The differing impact of air stagnation on summer ozone across Europe

Abstract

We have examined the joint impact of daily maximum temperature and air stagnation on observed maximum daily 8-h running average (MDA8) and hourly near-surface ozone (O3) over eight regions of Europe for the summer period 1998–2015. The percentage of stagnant area in a region is a better predictor of summer MDA8 O3 in central/southern Europe (correlation coefficient R = 0.50–0.70) than in the north (R = 0.06–0.39). The correlations of MDA8 O3 with temperature are higher than with stagnation for most regions, and the impact of stagnation on those correlations is region-dependent. MDA8 O3 mixing ratios consistently increase over central/southern Europe under stagnant conditions, but this has not been found for some temperature ranges in the north. Under non-stagnant situations and relatively high temperatures (20–25 °C), southerly advection often brings aged air masses from more polluted areas to the receptor regions in the north.

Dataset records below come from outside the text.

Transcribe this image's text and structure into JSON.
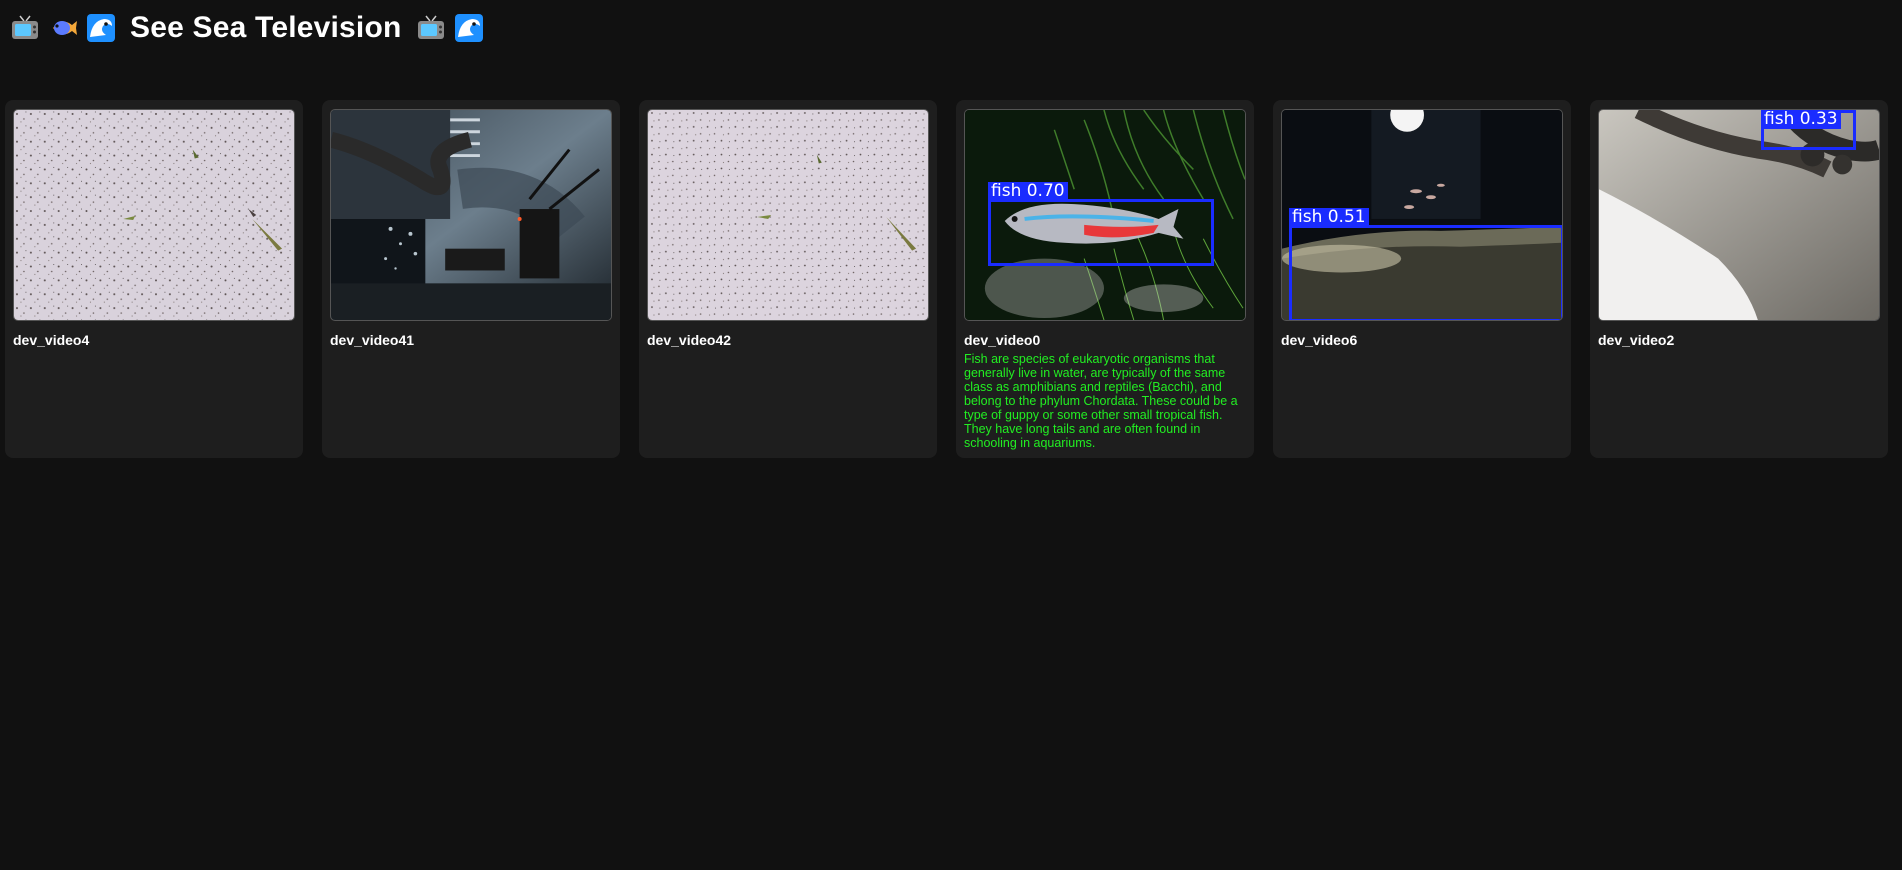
{
  "header": {
    "title": "See Sea Television",
    "icons_left": [
      "tv-icon",
      "fish-icon",
      "wave-icon"
    ],
    "icons_right": [
      "tv-icon",
      "wave-icon"
    ]
  },
  "cameras": [
    {
      "label": "dev_video4",
      "description": "",
      "detections": []
    },
    {
      "label": "dev_video41",
      "description": "",
      "detections": []
    },
    {
      "label": "dev_video42",
      "description": "",
      "detections": []
    },
    {
      "label": "dev_video0",
      "description": "Fish are species of eukaryotic organisms that generally live in water, are typically of the same class as amphibians and reptiles (Bacchi), and belong to the phylum Chordata. These could be a type of guppy or some other small tropical fish. They have long tails and are often found in schooling in aquariums.",
      "detections": [
        {
          "label": "fish 0.70"
        }
      ]
    },
    {
      "label": "dev_video6",
      "description": "",
      "detections": [
        {
          "label": "fish 0.51"
        }
      ]
    },
    {
      "label": "dev_video2",
      "description": "",
      "detections": [
        {
          "label": "fish 0.33"
        }
      ]
    }
  ],
  "colors": {
    "background": "#111111",
    "card": "#1e1e1e",
    "description_text": "#22ee22",
    "detection_box": "#1a2cff"
  }
}
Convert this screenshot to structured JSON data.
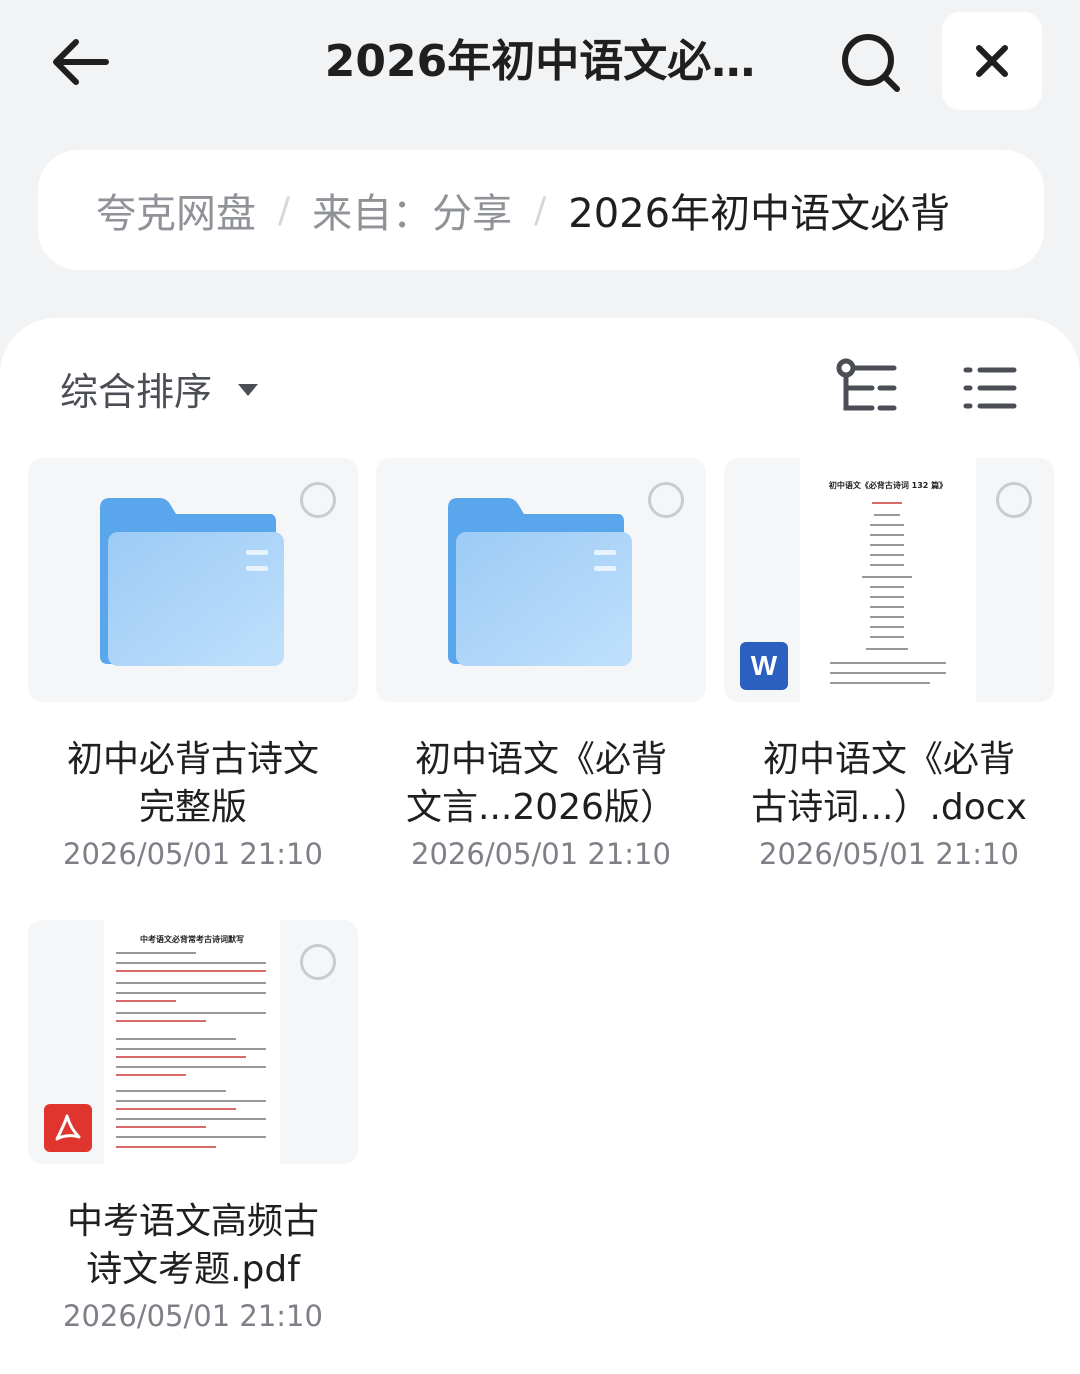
{
  "header": {
    "title": "2026年初中语文必…",
    "back_icon": "back-arrow-icon",
    "search_icon": "search-icon",
    "close_icon": "close-icon"
  },
  "breadcrumb": {
    "items": [
      "夸克网盘",
      "来自：分享",
      "2026年初中语文必背"
    ],
    "separator": "/"
  },
  "toolbar": {
    "sort_label": "综合排序",
    "tree_icon": "tree-view-icon",
    "list_icon": "list-view-icon"
  },
  "files": [
    {
      "name_line1": "初中必背古诗文",
      "name_line2": "完整版",
      "date": "2026/05/01 21:10",
      "type": "folder"
    },
    {
      "name_line1": "初中语文《必背",
      "name_line2": "文言...2026版）",
      "date": "2026/05/01 21:10",
      "type": "folder"
    },
    {
      "name_line1": "初中语文《必背",
      "name_line2": "古诗词...）.docx",
      "date": "2026/05/01 21:10",
      "type": "docx",
      "preview_title": "初中语文《必背古诗词 132 篇》",
      "badge": "W"
    },
    {
      "name_line1": "中考语文高频古",
      "name_line2": "诗文考题.pdf",
      "date": "2026/05/01 21:10",
      "type": "pdf",
      "preview_title": "中考语文必背常考古诗词默写"
    }
  ],
  "colors": {
    "folder": "#7fb9f2",
    "word_badge": "#2b5fc0",
    "pdf_badge": "#e0352f",
    "accent_text": "#1f1f1f"
  }
}
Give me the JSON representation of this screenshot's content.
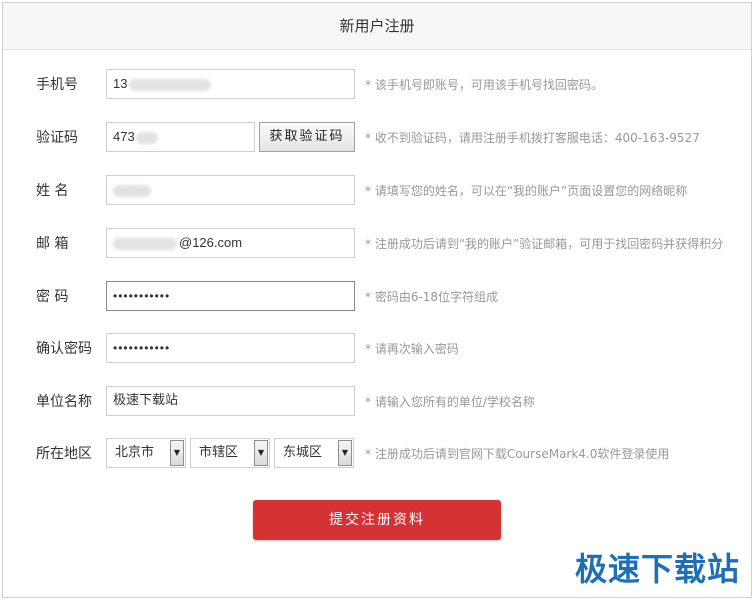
{
  "header": {
    "title": "新用户注册"
  },
  "form": {
    "phone": {
      "label": "手机号",
      "value": "13",
      "hint": "* 该手机号即账号，可用该手机号找回密码。"
    },
    "code": {
      "label": "验证码",
      "value": "473",
      "button": "获取验证码",
      "hint": "* 收不到验证码，请用注册手机拨打客服电话：400-163-9527"
    },
    "name": {
      "label": "姓 名",
      "hint": "* 请填写您的姓名，可以在“我的账户”页面设置您的网络昵称"
    },
    "email": {
      "label": "邮 箱",
      "value": "@126.com",
      "hint": "* 注册成功后请到“我的账户”验证邮箱，可用于找回密码并获得积分"
    },
    "password": {
      "label": "密 码",
      "value": "•••••••••••",
      "hint": "* 密码由6-18位字符组成"
    },
    "confirm": {
      "label": "确认密码",
      "value": "•••••••••••",
      "hint": "* 请再次输入密码"
    },
    "org": {
      "label": "单位名称",
      "value": "极速下载站",
      "hint": "* 请输入您所有的单位/学校名称"
    },
    "region": {
      "label": "所在地区",
      "province": "北京市",
      "city": "市辖区",
      "district": "东城区",
      "hint": "* 注册成功后请到官网下载CourseMark4.0软件登录使用"
    }
  },
  "submit_label": "提交注册资料",
  "watermark": "极速下载站",
  "colors": {
    "submit": "#d43233",
    "watermark": "#1d6fb8"
  }
}
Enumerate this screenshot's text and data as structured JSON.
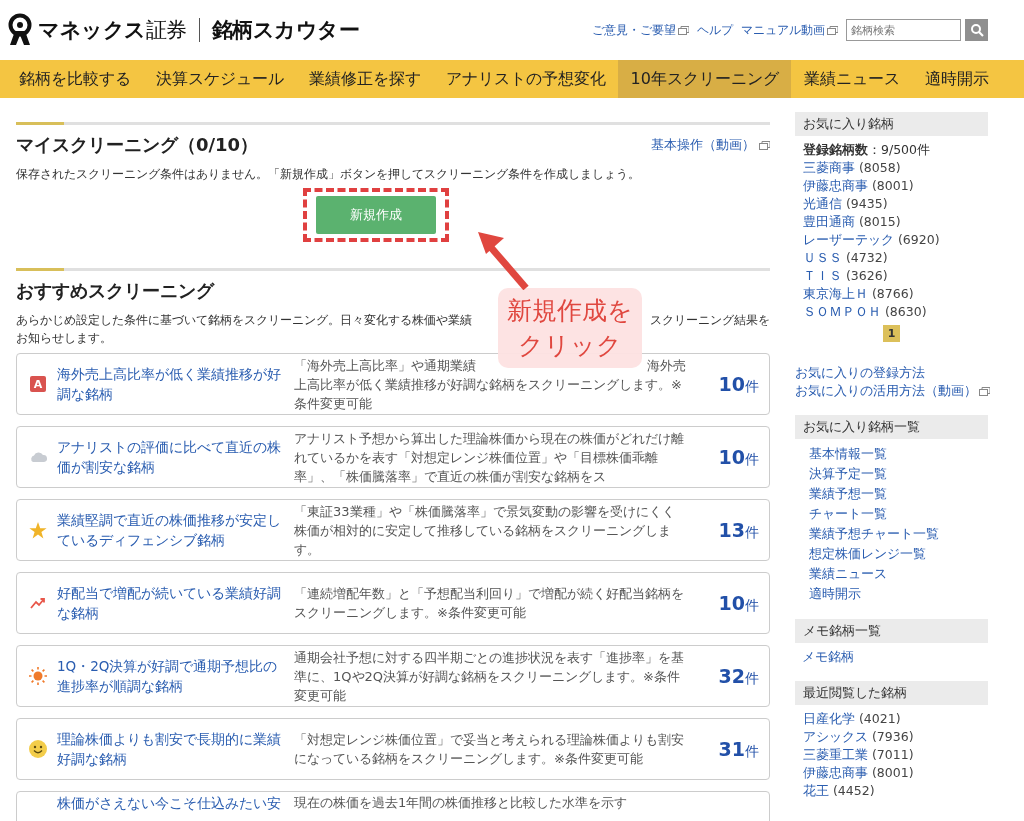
{
  "header": {
    "brand": "**マネックス**証券",
    "product": "銘柄スカウター",
    "links": [
      {
        "label": "ご意見・ご要望",
        "external": true
      },
      {
        "label": "ヘルプ",
        "external": false
      },
      {
        "label": "マニュアル動画",
        "external": true
      }
    ],
    "search": {
      "placeholder": "銘柄検索"
    }
  },
  "nav": [
    {
      "label": "銘柄を比較する",
      "selected": false
    },
    {
      "label": "決算スケジュール",
      "selected": false
    },
    {
      "label": "業績修正を探す",
      "selected": false
    },
    {
      "label": "アナリストの予想変化",
      "selected": false
    },
    {
      "label": "10年スクリーニング",
      "selected": true
    },
    {
      "label": "業績ニュース",
      "selected": false
    },
    {
      "label": "適時開示",
      "selected": false
    }
  ],
  "my_screening": {
    "title": "マイスクリーニング（0/10）",
    "help_link": "基本操作（動画）",
    "message": "保存されたスクリーニング条件はありません。「新規作成」ボタンを押してスクリーニング条件を作成しましょう。",
    "button": "新規作成"
  },
  "recommended": {
    "title": "おすすめスクリーニング",
    "intro": [
      "あらかじめ設定した条件に基づいて銘柄をスクリーニング。日々変化する株価や業績",
      "スクリーニング結果を",
      "お知らせします。"
    ],
    "items": [
      {
        "kind": "letter",
        "icon_text": "A",
        "title": "海外売上高比率が低く業績推移が好調な銘柄",
        "description": [
          "「海外売上高比率」や通期業績",
          "海外売",
          "上高比率が低く業績推移が好調な銘柄をスクリーニングします。※条件変更可能"
        ],
        "count": "10",
        "unit": "件"
      },
      {
        "kind": "cloud",
        "title": "アナリストの評価に比べて直近の株価が割安な銘柄",
        "description": [
          "アナリスト予想から算出した理論株価から現在の株価がどれだけ離れているかを表す「対想定レンジ株価位置」や「目標株価乖離率」、「株価騰落率」で直近の株価が割安な銘柄をス"
        ],
        "count": "10",
        "unit": "件"
      },
      {
        "kind": "star",
        "title": "業績堅調で直近の株価推移が安定しているディフェンシブ銘柄",
        "description": [
          "「東証33業種」や「株価騰落率」で景気変動の影響を受けにくく株価が相対的に安定して推移している銘柄をスクリーニングします。"
        ],
        "count": "13",
        "unit": "件"
      },
      {
        "kind": "trend",
        "title": "好配当で増配が続いている業績好調な銘柄",
        "description": [
          "「連続増配年数」と「予想配当利回り」で増配が続く好配当銘柄をスクリーニングします。※条件変更可能"
        ],
        "count": "10",
        "unit": "件"
      },
      {
        "kind": "sun",
        "title": "1Q・2Q決算が好調で通期予想比の進捗率が順調な銘柄",
        "description": [
          "通期会社予想に対する四半期ごとの進捗状況を表す「進捗率」を基準に、1Qや2Q決算が好調な銘柄をスクリーニングします。※条件変更可能"
        ],
        "count": "32",
        "unit": "件"
      },
      {
        "kind": "smile",
        "title": "理論株価よりも割安で長期的に業績好調な銘柄",
        "description": [
          "「対想定レンジ株価位置」で妥当と考えられる理論株価よりも割安になっている銘柄をスクリーニングします。※条件変更可能"
        ],
        "count": "31",
        "unit": "件"
      },
      {
        "title": "株価がさえない今こそ仕込みたい安",
        "description": [
          "現在の株価を過去1年間の株価推移と比較した水準を示す"
        ]
      }
    ]
  },
  "callout": {
    "lines": [
      "新規作成を",
      "クリック"
    ]
  },
  "sidebar": {
    "favorites": {
      "title": "お気に入り銘柄",
      "count": "**登録銘柄数**：9/500件",
      "stocks": [
        {
          "name": "三菱商事",
          "code": "(8058)"
        },
        {
          "name": "伊藤忠商事",
          "code": "(8001)"
        },
        {
          "name": "光通信",
          "code": "(9435)"
        },
        {
          "name": "豊田通商",
          "code": "(8015)"
        },
        {
          "name": "レーザーテック",
          "code": "(6920)"
        },
        {
          "name": "ＵＳＳ",
          "code": "(4732)"
        },
        {
          "name": "ＴＩＳ",
          "code": "(3626)"
        },
        {
          "name": "東京海上Ｈ",
          "code": "(8766)"
        },
        {
          "name": "ＳＯＭＰＯＨ",
          "code": "(8630)"
        }
      ],
      "pages": [
        {
          "label": "1",
          "selected": true
        }
      ],
      "help_links": [
        {
          "label": "お気に入りの登録方法",
          "external": false
        },
        {
          "label": "お気に入りの活用方法（動画）",
          "external": true
        }
      ]
    },
    "favorite_lists": {
      "title": "お気に入り銘柄一覧",
      "links": [
        "基本情報一覧",
        "決算予定一覧",
        "業績予想一覧",
        "チャート一覧",
        "業績予想チャート一覧",
        "想定株価レンジ一覧",
        "業績ニュース",
        "適時開示"
      ]
    },
    "memo": {
      "title": "メモ銘柄一覧",
      "links": [
        "メモ銘柄"
      ]
    },
    "recent": {
      "title": "最近閲覧した銘柄",
      "stocks": [
        {
          "name": "日産化学",
          "code": "(4021)"
        },
        {
          "name": "アシックス",
          "code": "(7936)"
        },
        {
          "name": "三菱重工業",
          "code": "(7011)"
        },
        {
          "name": "伊藤忠商事",
          "code": "(8001)"
        },
        {
          "name": "花王",
          "code": "(4452)"
        }
      ]
    }
  }
}
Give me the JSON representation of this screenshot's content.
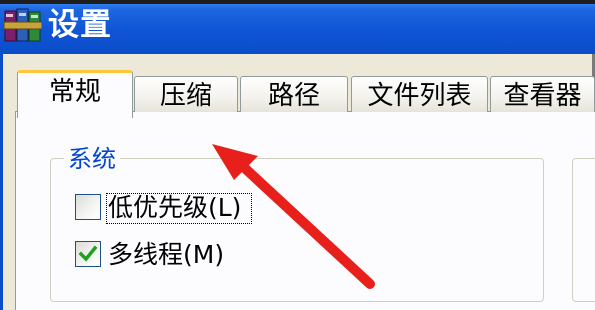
{
  "window": {
    "title": "设置",
    "icon": "winrar-books-icon"
  },
  "tabs": [
    {
      "label": "常规",
      "active": true
    },
    {
      "label": "压缩",
      "active": false
    },
    {
      "label": "路径",
      "active": false
    },
    {
      "label": "文件列表",
      "active": false
    },
    {
      "label": "查看器",
      "active": false
    }
  ],
  "system_group": {
    "title": "系统",
    "options": [
      {
        "label": "低优先级(L)",
        "checked": false
      },
      {
        "label": "多线程(M)",
        "checked": true
      }
    ]
  },
  "annotation": {
    "arrow_color": "#E8201C"
  },
  "colors": {
    "titlebar": "#0F55D6",
    "group_title": "#0046D5",
    "active_tab_accent": "#FFC83C",
    "check_mark": "#21A121"
  }
}
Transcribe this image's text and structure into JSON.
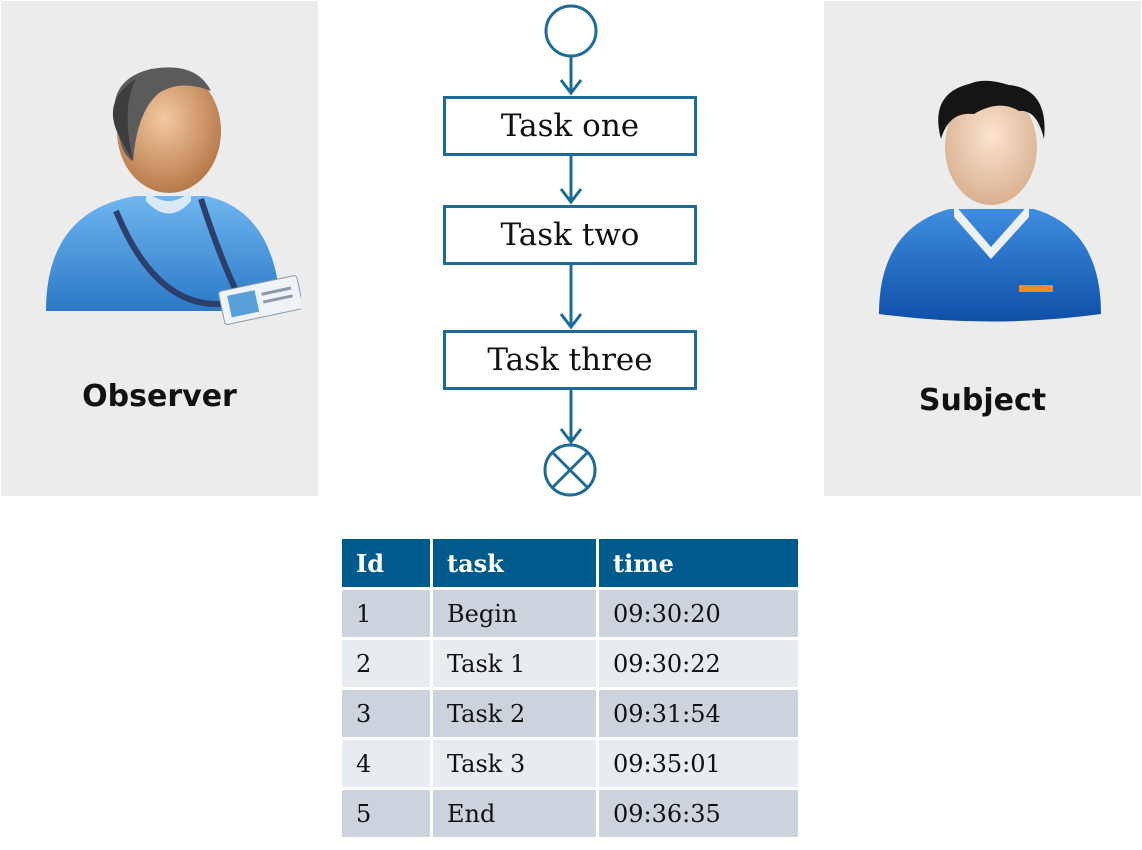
{
  "observer": {
    "label": "Observer",
    "icon": "observer-person-icon"
  },
  "subject": {
    "label": "Subject",
    "icon": "subject-person-icon"
  },
  "flow": {
    "tasks": [
      "Task one",
      "Task two",
      "Task three"
    ],
    "start_icon": "start-node-icon",
    "end_icon": "end-node-icon",
    "color": "#1d6b99"
  },
  "table": {
    "headers": [
      "Id",
      "task",
      "time"
    ],
    "header_color": "#005a8c",
    "rows": [
      [
        "1",
        "Begin",
        "09:30:20"
      ],
      [
        "2",
        "Task 1",
        "09:30:22"
      ],
      [
        "3",
        "Task 2",
        "09:31:54"
      ],
      [
        "4",
        "Task 3",
        "09:35:01"
      ],
      [
        "5",
        "End",
        "09:36:35"
      ]
    ]
  }
}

Furthermore, the occurrence of stagnation tends to amplify the ozone diurnal cycles in the center/south of the continent, yielding lower nighttime and higher daytime mixing ratios than on non-stagnant days, again with a less clear effect in the north. Changes in planetary boundary layer height, accumulation of ozone and precursors, and subsequent photochemical production during stagnant days are the presumed underlying mechanisms for the amplification of the diurnal cycles. The results from this study prove that the effects of stagnation on summer ozone are regionally dependent across Europe. Consequently, climate model projections of increases in stagnation should not directly be translated into degraded air quality without a proper assessment of the regional impacts.